Weitzman, who also has served on the faculty at the Massachusetts Institute of Technology and Yale University, is a leading theorist in the area of environmental and natural resources economics, and comparative systems. In his best-selling book The Share Economy (1984), he proposed a simple but novel approach to reducing business cycle unemployment through a form of profit-sharing with employees.

His recent work has bridged the natural sciences and economics, including application of biogenetics and graph theory to the economics of species diversity.

Born in Russia in 1885, Wladimir Savelievich Woytinsky was active in the underground movement against the Tsar and was exiled to Siberia in 1908. During his exile, he wrote economic and political tracts and explored an uncharted Siberian river. He was a part of Lenin’s inner circle but escaped to Georgia, and later Germany, when Lenin turned against him. While in Germany, he wrote a number of books, including an economics book titled The United States of Europe.

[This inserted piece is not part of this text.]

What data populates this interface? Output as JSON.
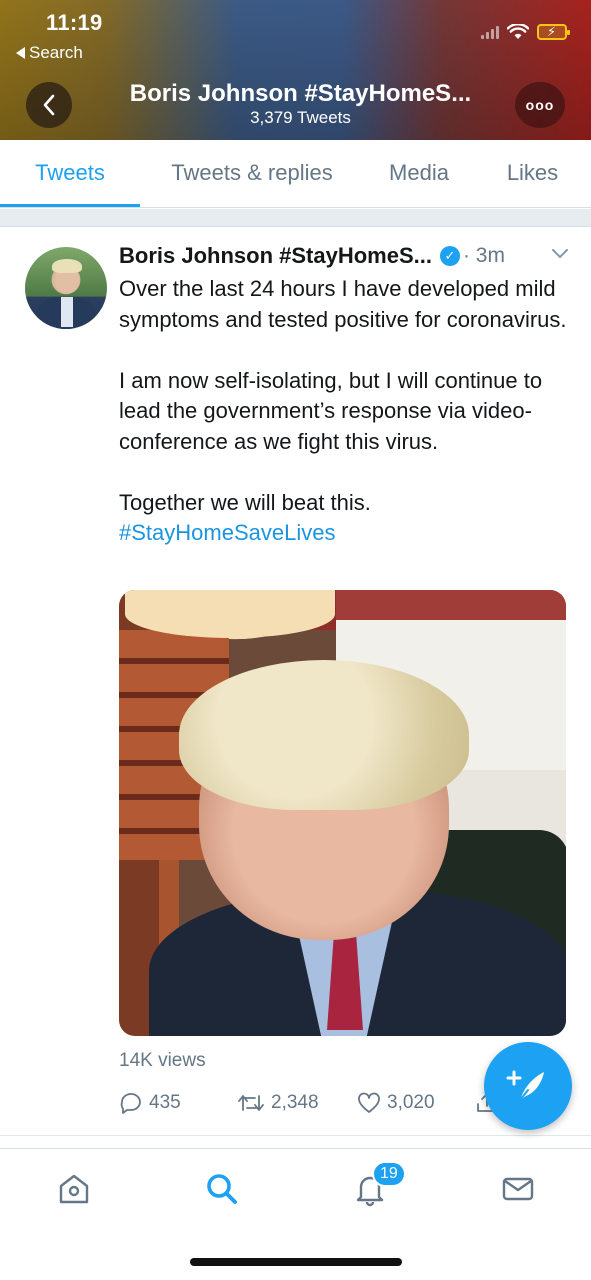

After emigrating with his wife, Emma, to the United States in 1933, he became one of the architects of the Social Security system and was the principal economist of the Social Security Board, where he served until 1947. He wrote two books with his wife, World Population and Production (1953) and World Commerce and Government (1955). His autobiography, Stormy Passage, was published in 1961.

The Woytinsky Award, created by his wife in 1964, honors his lifetime of creativity and ethical activism.